Lors de cette cérémonie destinée à promouvoir la lutte contre le braconnage et l'interdiction totale du commerce de l'ivoire, 105 tonnes d'ivoire ont été détruites. La plus grande quantité d'« or blanc » jamais incinérée en une fois, représentant environ 5 % du stock mondial d'ivoire, va ainsi partir en fumée. Ségolène Royal a également indiqué qu'elle comptait porter cette mesure au niveau européen.
« Une première au niveau européen »
L'ONG Robin des Bois, en pointe dans le suivi du commerce illégal d'espèces, a salué cette annonce qui « est en convergence avec la position des États africains, des États-Unis et de nombreuses ONG à travers le monde », selon un communiqué. « C'est une première au niveau européen », a indiqué à l'Agence France-Presse Charlotte Nithart, porte-parole de l'ONG, rappelant que c'était la survie d'« un patrimoine mondial de l'humanité » qui était en jeu, les 450 000 à 500 000 éléphants d'Afrique.
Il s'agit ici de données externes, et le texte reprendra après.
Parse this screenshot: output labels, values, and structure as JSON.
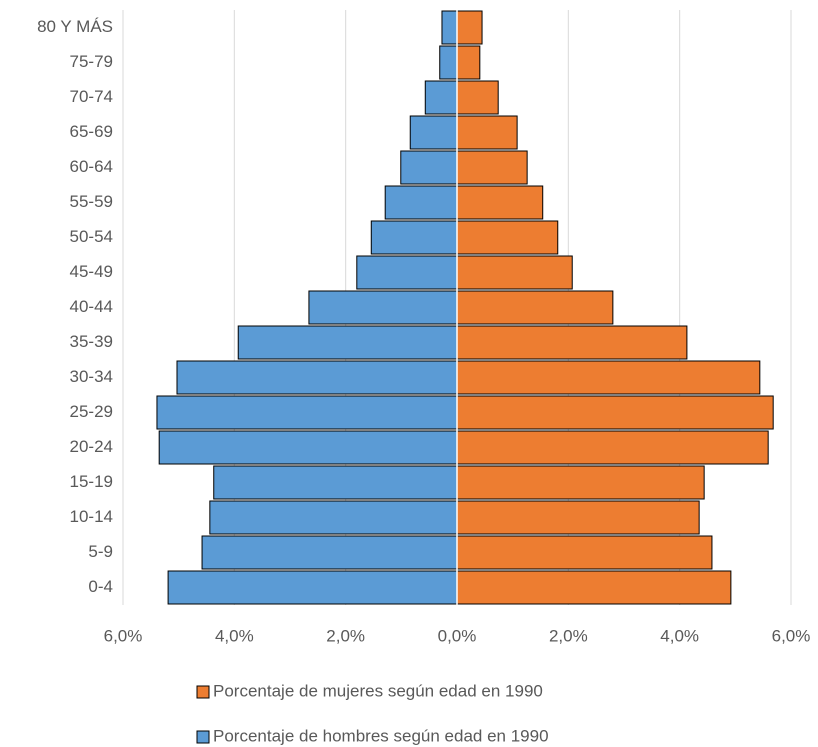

Le commerce d'ivoire est strictement encadré depuis 1990. Il est limité aux pièces datant d'avant 1947 et considérées comme des antiquités, ou à des pièces et morceaux bruts entrés dans l'Union européenne avant 1990. Pour pouvoir faire commerce de ces pièces, les vendeurs doivent produire un certificat intra-communautaire, délivré par l'État, prouvant que l'ivoire est entré légalement sur le territoire et qu'il répond aux critères d'ancienneté.
« Une tonne d'ivoire vendue par mois »
« En fonction des pays, la délivrance de certificats est plus ou moins facile à obtenir. Les autorités britanniques sont déjà très restrictives, même si elles n'ont pas inscrit l'interdiction dans leur loi », explique Charlotte Nithart. « Si la France ne délivre plus de certificats, cela va progressivement assécher le marché », estime-t-elle. Selon les estimations de l'ONG, une tonne d'ivoire (brut ou sur des objets) est vendue par mois en France.
« Cela facilitera le travail des douanes de savoir que plus aucun certificat français n'est délivré », car de nombreux faux certificats sont en circulation et servent de couverture au commerce illégal, explique-t-elle. L'interdiction concernera principalement les ventes aux enchères, dont certaines sont spécialisées dans l'ivoire comme Cannes Enchères, qui « aujourd'hui même proposait à la vente plusieurs défenses d'éléphant », selon Robin des Bois.
Quelques dérogations
Les dérogations à cette interdiction, qui devrait être signée « lundi ou mardi » selon le ministère, devraient concerner principalement les rénovations d'œuvres d'art ou d'instruments de musique. Robin des Bois se préoccupe désormais des modalités pratiques de cette interdiction, qui doivent être « rapidement définies et appliquées ». La France avait déjà pris une série de mesures l'an dernier pour lutter contre le commerce illégal d'ivoire, en interdisant notamment les exportations d'ivoire brut à l'instar de l'Allemagne et du Royaume-Uni.
La loi sur la biodiversité a en outre renforcé les sanctions contre les trafiquants d'espèces menacées, les amendes en cas d'infractions simples passant de 15 000 à 150 000 euros et allant jusqu'à 750 000 euros en cas de trafic en bande organisée. L'interdiction définitive du commerce de l'ivoire dans le monde sera à l'ordre du jour de la prochaine convention sur le commerce international des espèces de faune et de flore sauvages menacées d'extinction, qui doit se tenir à Johannesburg du 24 septembre au 5 octobre 2016.